Dopo il non memorabile tentativo di Allen Coulter con Remember Me, è toccato al regista di Constantine e Io sono leggenda , Francis Lawrence, l’arduo compito di sdoganare il giovane Robert Pattinson dallo status di idolo delle teen-agers conquistato con la saga di Twilight, per rilanciarlo come sex-simbol presso un pubblico più adulto.
Ambientata negli anni della Grande Depressione, la storia – tratta dal romanzo di Sara Guen e raccontata in un lungo flashback dal protagonista ormai anziano – è quella di Jacob Jankowski, aspirante veterinario costretto dall’improvvisa morte dei genitori che lo lascia senza soldi né casa, a cercare fortuna in un circo gestito da August, uomo spietato e privo di scrupoli. Conquistata la fiducia del padrone e concupitane l’infelice mogliettina acrobata, Jacob si ritrova presto intrappolato in un tormentato ménage, ulteriormente complicato dall’affetto per la principale attrazione dello spettacolo: l’elefantessa Rosie.
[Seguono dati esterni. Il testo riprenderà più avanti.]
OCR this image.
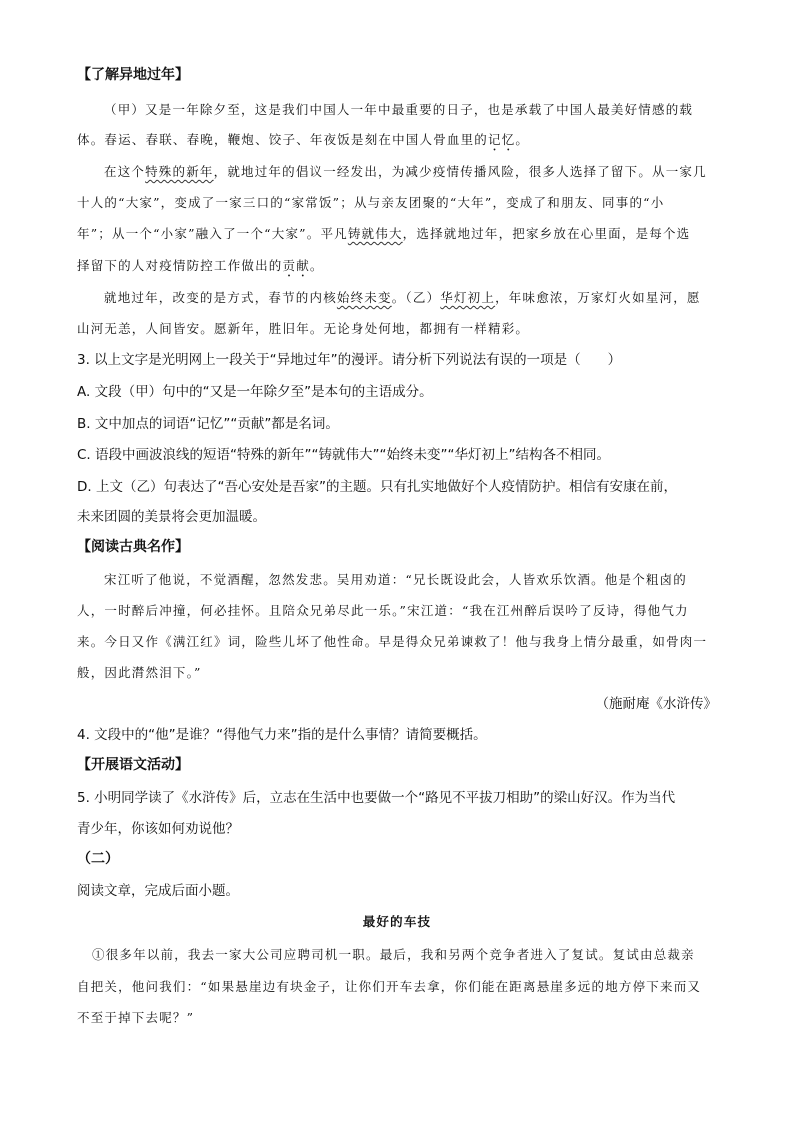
【了解异地过年】
（甲）又是一年除夕至，这是我们中国人一年中最重要的日子，也是承载了中国人最美好情感的载
体。春运、春联、春晚，鞭炮、饺子、年夜饭是刻在中国人骨血里的记忆。
在这个特殊的新年，就地过年的倡议一经发出，为减少疫情传播风险，很多人选择了留下。从一家几
十人的“大家”，变成了一家三口的“家常饭”；从与亲友团聚的“大年”，变成了和朋友、同事的“小
年”；从一个“小家”融入了一个“大家”。平凡铸就伟大，选择就地过年，把家乡放在心里面，是每个选
择留下的人对疫情防控工作做出的贡献。
就地过年，改变的是方式，春节的内核始终未变。（乙）华灯初上，年味愈浓，万家灯火如星河，愿
山河无恙，人间皆安。愿新年，胜旧年。无论身处何地，都拥有一样精彩。
3. 以上文字是光明网上一段关于“异地过年”的漫评。请分析下列说法有误的一项是（　　）
A. 文段（甲）句中的“又是一年除夕至”是本句的主语成分。
B. 文中加点的词语“记忆”“贡献”都是名词。
C. 语段中画波浪线的短语“特殊的新年”“铸就伟大”“始终未变”“华灯初上”结构各不相同。
D. 上文（乙）句表达了“吾心安处是吾家”的主题。只有扎实地做好个人疫情防护。相信有安康在前，
未来团圆的美景将会更加温暖。
【阅读古典名作】
宋江听了他说，不觉酒醒，忽然发悲。吴用劝道：“兄长既设此会，人皆欢乐饮酒。他是个粗卤的
人，一时醉后冲撞，何必挂怀。且陪众兄弟尽此一乐。”宋江道：“我在江州醉后误吟了反诗，得他气力
来。今日又作《满江红》词，险些儿坏了他性命。早是得众兄弟谏救了！他与我身上情分最重，如骨肉一
般，因此潸然泪下。”
（施耐庵《水浒传》
4. 文段中的“他”是谁？“得他气力来”指的是什么事情？请简要概括。
【开展语文活动】
5. 小明同学读了《水浒传》后，立志在生活中也要做一个“路见不平拔刀相助”的梁山好汉。作为当代
青少年，你该如何劝说他？
（二）
阅读文章，完成后面小题。
最好的车技
①很多年以前，我去一家大公司应聘司机一职。最后，我和另两个竞争者进入了复试。复试由总裁亲
自把关，他问我们：“如果悬崖边有块金子，让你们开车去拿，你们能在距离悬崖多远的地方停下来而又
不至于掉下去呢？”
Lawrence dirige con diligenza e mestiere, imbastendo un canonico dramma sentimentale “per signore” tanto elegante e patinato, sul piano di una confezione nella quale l’ottima ricostruzione d’epoca si sposa alla suggestiva fotografia di Rodrigo Prieto, quanto ordinario e banale su quello di una vicenda fin troppo convenzionale per aggiungere qualcosa al genere o anche solo farlo funzionare a livello di un coinvolgimento emotivo dello spettatore. Scritta da Richard LaGravenese, veterano del polpettone romantico, la sceneggiatura si dipana infatti secondo i più usurati cliché del genere tra concessioni al buonismo, stucchevoli forzature nella verosimiglianza di azioni e situazioni, in una narrazione stanca ed estenuante nella sua chiusura ad ogni guizzo o sorpresa ma, all’opposto, più che prevedibile tanto nell’evolversi della storia d’amore quanto degli inevitabili risvolti tragici.
Unica nota di merito della pellicola rimane così lo sguardo concreto su un’attrazione, quella circense, che ne rivela senza troppe reticenze le regole di crudeltà verso gli animali e sfruttamento del lavoro, laddove neppure il cast si rivela in grado di trovare una sua efficacia, col tarantiniano Christoph Waltz in un villain sopra le righe ai limiti della macchietta e l’improbabile femme fatale incarnata da Reese Witherspoon con il consueto piglio acidulo e puntuto della maestrina pronta a bacchettare gli allievi indisciplinati. Quanto al “nostro” attore britannico, alle prese con un ruolo forzatamente seducente e piacione, riesce a cavarsela pure con dignità, benché sia indubbiamente troppo presto per parlare di una raggiunta maturità.